S’agissant du discours algérophobe qu’on entend dans les médias français, l’historien a estimé que l’«Algérie aussi a le droit de riposter à toutes ces escalades verbales». «C’est vrai que quand on regarde certaines chaînes de télévision françaises, il y a une mise en accusation permanente de l’Algérie, de son indépendance, de son histoire», a-t-il dit.

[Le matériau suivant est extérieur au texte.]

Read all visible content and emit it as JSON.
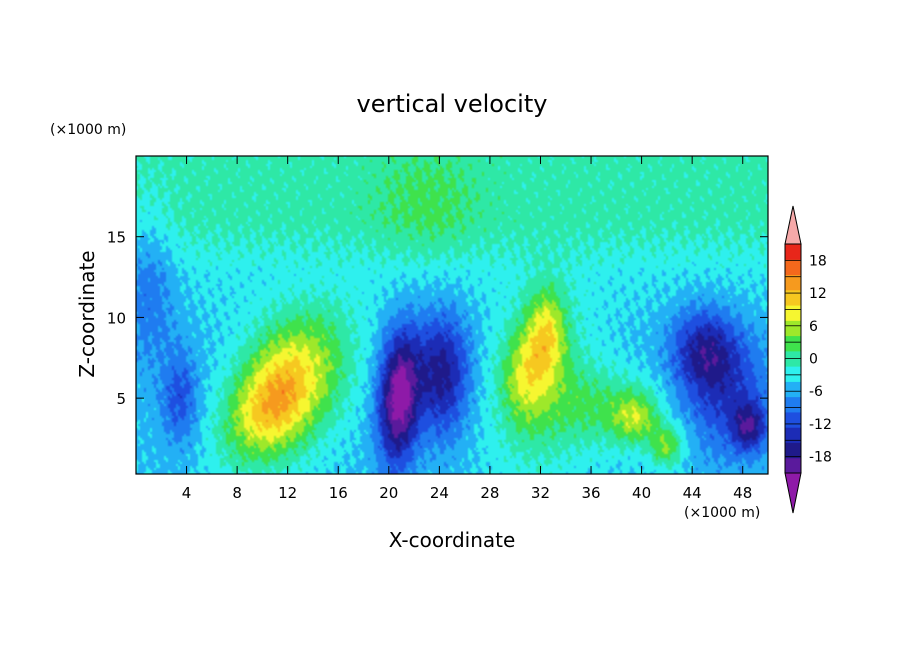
{
  "chart_data": {
    "type": "heatmap",
    "title": "vertical velocity",
    "xlabel": "X-coordinate",
    "ylabel": "Z-coordinate",
    "x_unit_label": "(×1000 m)",
    "y_unit_label": "(×1000 m)",
    "xlim": [
      0,
      50
    ],
    "ylim": [
      0.3,
      20
    ],
    "x_ticks": [
      4,
      8,
      12,
      16,
      20,
      24,
      28,
      32,
      36,
      40,
      44,
      48
    ],
    "y_ticks": [
      5,
      10,
      15
    ],
    "colorbar": {
      "levels": [
        -21,
        -18,
        -15,
        -12,
        -9,
        -6,
        -3,
        0,
        3,
        6,
        9,
        12,
        15,
        18,
        21
      ],
      "tick_labels": [
        18,
        12,
        6,
        0,
        -6,
        -12,
        -18
      ],
      "colors": [
        "#5a1a9c",
        "#1f1a8a",
        "#1c2cb6",
        "#1e4fe0",
        "#1f7cf0",
        "#23b0f5",
        "#2ef0ee",
        "#2ee8a6",
        "#3fe24c",
        "#9ee82a",
        "#f6f630",
        "#f6c820",
        "#f69a1e",
        "#f4681c",
        "#e8261a"
      ],
      "under_color": "#8e1aa8",
      "over_color": "#f6a9a9"
    },
    "features": [
      {
        "x": 10.5,
        "z": 4.6,
        "value": 15,
        "sx": 2.3,
        "sz": 2.4,
        "tilt": 0.35
      },
      {
        "x": 13.5,
        "z": 5.6,
        "value": 7,
        "sx": 2.6,
        "sz": 3.0,
        "tilt": 0.3
      },
      {
        "x": 12.5,
        "z": 8.5,
        "value": 4,
        "sx": 3.0,
        "sz": 2.0,
        "tilt": 0.2
      },
      {
        "x": 20.8,
        "z": 5.0,
        "value": -20,
        "sx": 1.1,
        "sz": 2.8,
        "tilt": 0.05
      },
      {
        "x": 24.2,
        "z": 6.5,
        "value": -13,
        "sx": 1.5,
        "sz": 2.6,
        "tilt": 0.0
      },
      {
        "x": 32.5,
        "z": 9.0,
        "value": 11,
        "sx": 1.1,
        "sz": 1.9,
        "tilt": 0.0
      },
      {
        "x": 30.8,
        "z": 6.5,
        "value": 8,
        "sx": 1.3,
        "sz": 2.0,
        "tilt": 0.0
      },
      {
        "x": 32.0,
        "z": 5.5,
        "value": 6,
        "sx": 2.8,
        "sz": 4.0,
        "tilt": 0.1
      },
      {
        "x": 37.5,
        "z": 4.3,
        "value": 6,
        "sx": 3.2,
        "sz": 1.8,
        "tilt": -0.3
      },
      {
        "x": 39.5,
        "z": 3.8,
        "value": 8,
        "sx": 1.2,
        "sz": 1.0,
        "tilt": 0.0
      },
      {
        "x": 42.0,
        "z": 2.0,
        "value": 9,
        "sx": 0.9,
        "sz": 0.9,
        "tilt": 0.0
      },
      {
        "x": 45.0,
        "z": 8.0,
        "value": -11,
        "sx": 1.8,
        "sz": 1.8,
        "tilt": 0.0
      },
      {
        "x": 46.8,
        "z": 5.0,
        "value": -8,
        "sx": 2.5,
        "sz": 2.5,
        "tilt": 0.0
      },
      {
        "x": 48.5,
        "z": 3.2,
        "value": -11,
        "sx": 0.9,
        "sz": 1.0,
        "tilt": 0.0
      },
      {
        "x": 3.5,
        "z": 5.0,
        "value": -7,
        "sx": 1.0,
        "sz": 2.0,
        "tilt": 0.0
      },
      {
        "x": 23.0,
        "z": 17.0,
        "value": 3,
        "sx": 3.0,
        "sz": 2.5,
        "tilt": 0.0
      },
      {
        "x": 1.0,
        "z": 12.0,
        "value": -5,
        "sx": 1.5,
        "sz": 3.5,
        "tilt": 0.0
      }
    ]
  }
}
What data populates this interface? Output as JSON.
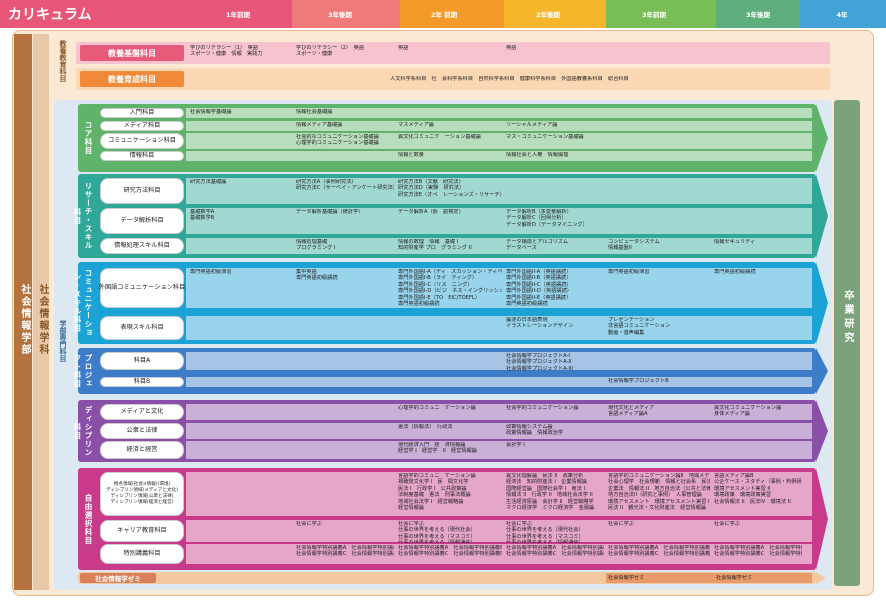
{
  "header": {
    "title": "カリキュラム",
    "terms": [
      "1年前期",
      "3年後期",
      "2年 前期",
      "2年後期",
      "3年前期",
      "3年後期",
      "4年"
    ],
    "colors": [
      "#e8577a",
      "#f08a8a",
      "#f6a030",
      "#f6c030",
      "#7fc05a",
      "#4aa0d8",
      "#4aa0d8"
    ]
  },
  "side": {
    "faculty": "社会情報学部",
    "department": "社会情報学科",
    "major": "学部専門科目",
    "general": "教養教育科目",
    "graduation": "卒業研究"
  },
  "general": {
    "rows": [
      {
        "label": "教養基盤科目",
        "cells": [
          "学びのリテラシー（1）　英語\nスポーツ・健康　情報　実践力",
          "学びのリテラシー（2）　英語\nスポーツ・健康",
          "英語",
          "英語"
        ]
      },
      {
        "label": "教養育成科目",
        "cells": [
          "人文科学系科目　社　会科学系科目　自然科学系科目　健康科学系科目　外国語教養系科目　総合科目"
        ]
      }
    ]
  },
  "groups": [
    {
      "name": "コア科目",
      "color": "#5fb36a",
      "rows": [
        {
          "label": "入門科目",
          "cells": [
            "社会情報学基礎論",
            "情報社会基礎論"
          ]
        },
        {
          "label": "メディア科目",
          "cells": [
            "",
            "情報メディア基礎論",
            "マスメディア論",
            "ソーシャルメディア論"
          ]
        },
        {
          "label": "コミュニケーション科目",
          "cells": [
            "",
            "社会的なコミュニケーション基礎論\n心理学的コミュニケーション基礎論",
            "異文化コミュニケ　ーション基礎論",
            "マス・コミュニケーション基礎論"
          ]
        },
        {
          "label": "情報科目",
          "cells": [
            "",
            "",
            "情報と数量",
            "情報社会と人権　情報倫理"
          ]
        }
      ]
    },
    {
      "name": "リサーチ・スキル科目",
      "color": "#2fa89a",
      "rows": [
        {
          "label": "研究方法科目",
          "cells": [
            "研究方法基礎論",
            "研究方法A（事例研究法）\n研究方法C（サーベイ・アンケート研究法）",
            "研究方法B（文献　研究法）\n研究方法D（実験　研究法）\n研究方法E（オペ　レーションズ・リサーチ）"
          ]
        },
        {
          "label": "データ解析科目",
          "cells": [
            "基礎数学A\n基礎数学B",
            "データ解析基礎論（統計学）",
            "データ解析A（仮　説検定）",
            "データ解析B（多変量解析）\nデータ解析C（回帰分析）\nデータ解析D（データマイニング）"
          ]
        },
        {
          "label": "情報処理スキル科目",
          "cells": [
            "",
            "情報処理基礎\nプログラミング I",
            "情報の数理　情報　基礎 I\n知的財産学 プロ　グラミング II",
            "データ構造とアルゴリズム\nデータベース",
            "コンピュータシステム\n情報基盤II",
            "情報セキュリティ"
          ]
        }
      ]
    },
    {
      "name": "コミュニケーション・スキル科目",
      "color": "#1ba3d6",
      "rows": [
        {
          "label": "外国語コミュニケーション科目",
          "cells": [
            "専門英語初級演習",
            "集中英語\n専門英語初級講読",
            "専門外国語I-A（ディ　スカッション・ディベート）\n専門外国語I-B（ライ　ティング）\n専門外国語I-C（リス　ニング）\n専門外国語I-D（ビジ　ネス・イングリッシュ）\n専門外国語I-E（TO　EIC/TOEFL）\n専門英語初級講読",
            "専門外国語II-A（英語講読）\n専門外国語II-B（英語講読）\n専門外国語II-C（英語講読）\n専門外国語II-D（英語講読）\n専門外国語II-E（英語講読）\n専門英語初級講読",
            "専門英語初級演習",
            "専門英語初級講読"
          ]
        },
        {
          "label": "表現スキル科目",
          "cells": [
            "",
            "",
            "",
            "論述の日本語表現\nイラストレーションデザイン",
            "プレゼンテーション\n非言語コミュニケーション\n動画・音声編集"
          ]
        }
      ]
    },
    {
      "name": "プロジェクト科目",
      "color": "#3d7cc9",
      "rows": [
        {
          "label": "科目A",
          "cells": [
            "",
            "",
            "",
            "社会情報学プロジェクトA-I\n社会情報学プロジェクトA-II\n社会情報学プロジェクトA-III"
          ]
        },
        {
          "label": "科目B",
          "cells": [
            "",
            "",
            "",
            "",
            "社会情報学プロジェクトB"
          ]
        }
      ]
    },
    {
      "name": "ディシプリン科目",
      "color": "#8a4fa6",
      "rows": [
        {
          "label": "メディアと文化",
          "cells": [
            "",
            "",
            "心理学的コミュニ　ケーション論",
            "社会学的コミュニケーション論",
            "現代文化とメディア\n言語メディア論A",
            "異文化コミュニケーション論\n身体メディア論"
          ]
        },
        {
          "label": "公衆と法律",
          "cells": [
            "",
            "",
            "憲法（情報法）　行政法",
            "政策情報システム論\n政策情報論　情報政治学"
          ]
        },
        {
          "label": "経済と経営",
          "cells": [
            "",
            "",
            "現代経済入門　経　済情報論\n経営学 I　経営学　II　経営情報論",
            "会計学 I"
          ]
        }
      ]
    },
    {
      "name": "自由選択科目",
      "color": "#c83a8a",
      "rows": [
        {
          "label": "視点領域(社会)(情報)(環境)\nディシプリン領域(メディアと文化)\nディシプリン領域(公衆と法律)\nディシプリン領域(経済と経営)",
          "cells": [
            "",
            "",
            "言語学的コミュニ　ケーション論\n視聴覚文化学 I　民　間文化学\n民法 I　行政学 I　公共政策論\n法制度基礎　憲法　刑事法概論\n地域社会法学 I　経営戦略論\n経営情報論",
            "異文化理解論　民法 II　政策分析\n経済法　知的財産法 I　企業情報論\n国際経営論　国際社会学 I　商法 I\n情報法 II　行政学 II　地域社会法学 II\n生活経済原論　会計学 II　経営戦略学\nマクロ経済学　ミクロ経済学　金融論",
            "言語学的コミュニケーション論II　地域メディア論\n社会心理学　社会規範　情報と社会系　民法\n企業法　情報法 II　地方自治法（公共と法律）\n地方自治法II（研究と事例）　人事管理論\n環境アセスメント　環境アセスメント実習 I\n民法 II　観光法・文化財産法　経営情報論",
            "言語メディア論B\n公企ケース・スタディ（事例・判例研究）\n環境アセスメント実習 II\n環境政策　環境政策実習\n社会情報法 II　民法IV　環境法 II"
          ]
        },
        {
          "label": "キャリア教育科目",
          "cells": [
            "",
            "社会に学ぶ",
            "社会に学ぶ\n仕事の世界を考える（現代社会）\n仕事の世界を考える（マスコミ）\n仕事の世界を考える（情報通信）",
            "社会に学ぶ\n仕事の世界を考える（現代社会）\n仕事の世界を考える（マスコミ）\n仕事の世界を考える（情報通信）",
            "社会に学ぶ",
            "社会に学ぶ"
          ]
        },
        {
          "label": "特別講義科目",
          "cells": [
            "",
            "社会情報学特別講義A　社会情報学特別講義B\n社会情報学特別講義C　社会情報学特別講義D",
            "社会情報学特別講義A　社会情報学特別講義B\n社会情報学特別講義C　社会情報学特別講義D",
            "社会情報学特別講義A　社会情報学特別講義B\n社会情報学特別講義C　社会情報学特別講義D",
            "社会情報学特別講義A　社会情報学特別講義B\n社会情報学特別講義C　社会情報学特別講義D",
            "社会情報学特別講義A　社会情報学特別講義B\n社会情報学特別講義C　社会情報学特別講義D"
          ]
        }
      ]
    }
  ],
  "seminar": {
    "label": "社会情報学ゼミ",
    "cells": [
      "社会情報学ゼミ",
      "社会情報学ゼミ"
    ]
  }
}
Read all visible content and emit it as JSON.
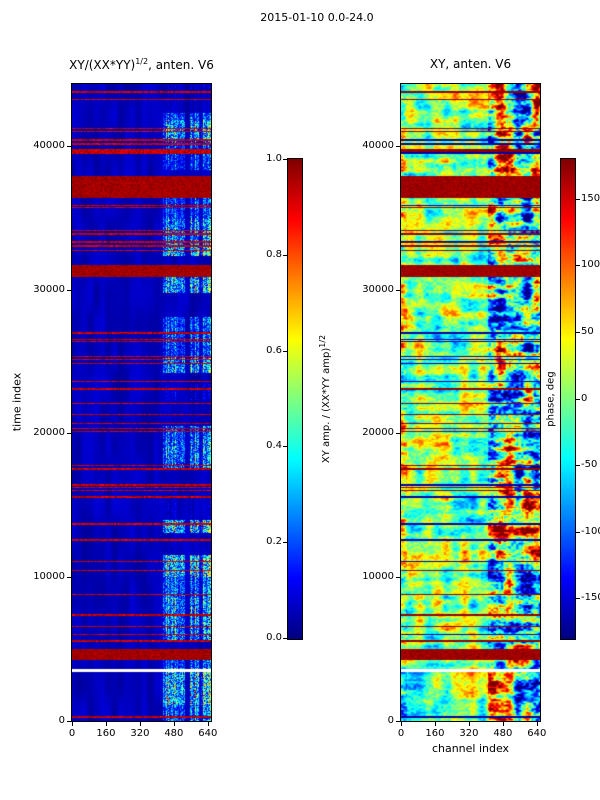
{
  "figure_title": "2015-01-10 0.0-24.0",
  "chart_data": [
    {
      "type": "heatmap",
      "id": "coherence",
      "title": {
        "pre": "XY/(XX*YY)",
        "sup": "1/2",
        "post": ", anten. V6"
      },
      "xlabel": "",
      "ylabel": "time index",
      "xlim": [
        0,
        655
      ],
      "ylim": [
        0,
        44300
      ],
      "xticks": [
        0,
        160,
        320,
        480,
        640
      ],
      "yticks": [
        0,
        10000,
        20000,
        30000,
        40000
      ],
      "value_range": [
        0,
        1
      ],
      "colormap": "jet",
      "grid": false,
      "colorbar": {
        "label": {
          "pre": "XY amp. / (XX*YY amp)",
          "sup": "1/2",
          "post": ""
        },
        "ticks": [
          "1.0",
          "0.8",
          "0.6",
          "0.4",
          "0.2",
          "0.0"
        ],
        "range": [
          0,
          1
        ]
      },
      "features": {
        "description": "Low coherence (dark blue, ~0.05) over channels 0-430; speckled high-coherence segmented band (0.2-1.0, green/yellow/red) over channels ~430-655; many narrow horizontal RFI streaks of saturated red (0.85-1.0) spanning all channels; fully saturated red bands near times 36400-37900, 30900-31700 and 4300-5000; thin white masked row near time 3500.",
        "background_value": 0.05,
        "speckle_channel_start": 430,
        "rfi_row_count": 55,
        "saturated_bands_time": [
          [
            36400,
            37900
          ],
          [
            30900,
            31700
          ],
          [
            4300,
            5000
          ]
        ],
        "masked_rows_time": [
          [
            3460,
            3560
          ]
        ],
        "seed": 20150110
      }
    },
    {
      "type": "heatmap",
      "id": "phase",
      "title": {
        "pre": "XY, anten. V6",
        "sup": "",
        "post": ""
      },
      "xlabel": "channel index",
      "ylabel": "",
      "xlim": [
        0,
        655
      ],
      "ylim": [
        0,
        44300
      ],
      "xticks": [
        0,
        160,
        320,
        480,
        640
      ],
      "yticks": [
        0,
        10000,
        20000,
        30000,
        40000
      ],
      "value_range": [
        -180,
        180
      ],
      "colormap": "jet",
      "grid": false,
      "colorbar": {
        "label": {
          "pre": "phase, deg",
          "sup": "",
          "post": ""
        },
        "ticks": [
          "150",
          "100",
          "50",
          "0",
          "-50",
          "-100",
          "-150"
        ],
        "range": [
          -180,
          180
        ]
      },
      "features": {
        "description": "Turbulent phase field mostly within +/-90 deg (cyan/green/yellow) over channels 0-410; strongly scattered phase saturating at +/-180 deg (dark red / dark blue patches) over channels ~410-655; horizontal dark streak rows aligned with the coherence RFI rows; saturated dark-red bands near times 36400-37900, 30900-31700 and 4300-5000; thin white masked row near time 3500.",
        "base_phase_amplitude_deg": 120,
        "high_noise_channel_start": 410,
        "high_noise_boost": 2.2,
        "rfi_row_count": 55,
        "saturated_bands_time": [
          [
            36400,
            37900
          ],
          [
            30900,
            31700
          ],
          [
            4300,
            5000
          ]
        ],
        "masked_rows_time": [
          [
            3460,
            3560
          ]
        ],
        "seed": 20150110
      }
    }
  ]
}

Toujours en ce concerne les relations entre les deux pays, l’historien a mis en garde contre le fait de croire que l’Algérie et la France peuvent avoir une histoire commune. «Je ne crois pas à ça. Je crois que l’Algérie a une histoire, la France a une histoire. Par contre, ce qu'on peut faire au moins,  est de trouver des passerelles», a-t-il suggéré.

S’exprimant  au sujet de l’affaire Boualem Sansal, Benjamin Stora a indiqué qu’il «est très difficile d’exprimer des divergences avec une personne qui est privée de liberté». Des divergences portant notamment sur la question des frontières. «J’ai trouvé  absurde de dire  que l’Ouest algérien n’est pas algérien», a-t-il argumenté. Pour lui, le meilleur moyen d’exprimer ces divergences serait de se retrouver face à Boualem Sansal et pouvoir discuter de ce sujet, «s’il retrouve la liberté».  Et de poursuivre : «Je dois rappeler que ça fait longtemps que j’ai des divergences avec Boualem Sansal.

Quand je lisais ses interviews dans certains journaux d’extrême droite, portant notamment sur l’islam, je n’étais pas d’accord avec ce qu’il exprimait, parce que pour moi, l’islam, c’est une religion et une civilisation. Lui, il exprimait des positions extrêmement négatives.» Evoquant les travaux de la commission mixte d’historiens, M. Stora a réfuté qu’ils soient gelés définitivement.

Et d’expliquer : «Nous avons de très bons rapports avec les historiens algériens, monsieur Zeghidi en particulier et tous les autres. On s’est réunis plusieurs fois, 4 ou 5 fois au total, les choses se sont très bien passées. Le travail commençait à peine. Il a démarré précisément à partir de la question de la pénétration coloniale (…) Il y avait aussi des revendications qui ont été exprimées de restitution, en particulier d’objets ayant appartenu à l’Emir Abdelkader.

J’ai personnellement appuyé ces demandes de restitution qui, malheureusement, n’ont pas abouti.» Des restitutions qui n’ont pas abouti, car conditionnées par l’adoption,  d’une loi de restitution parce que, en France, «il y a ce qu’on appelle des biens inaliénables, donc tout ce qui a été pris, on ne peut plus le rendre», a-t-il confié. «On en était là quand il y a eu cette affaire de l’été 2024, où la politique est venue percuter le travail historique.

Alors que, lorsqu’il y a eu la Déclaration d’Alger, en août 2022, il a été bien spécifié que les historiens devaient travailler en toute indépendance vis-à-vis du pouvoir politique», a-t-il fait savoir par ailleurs. L’histoire a, en outre, affirmé qu’il faut, par le travail des historiens, faire accepter le fait que la population algérienne a décru entre l’arrivée des Français et la fin du XIXe siècle.

«Cet exemple de la démographie est un exemple spectaculaire sur la question des massacres. C’est un travail difficile, parce qu’il faut ensuite l’exposer aux sociétés. Et est-ce que ces sociétés sont prêtes à entendre ce genre de faits historiques ? Ça, je sais que ce n’est pas évident», a-t-il noté.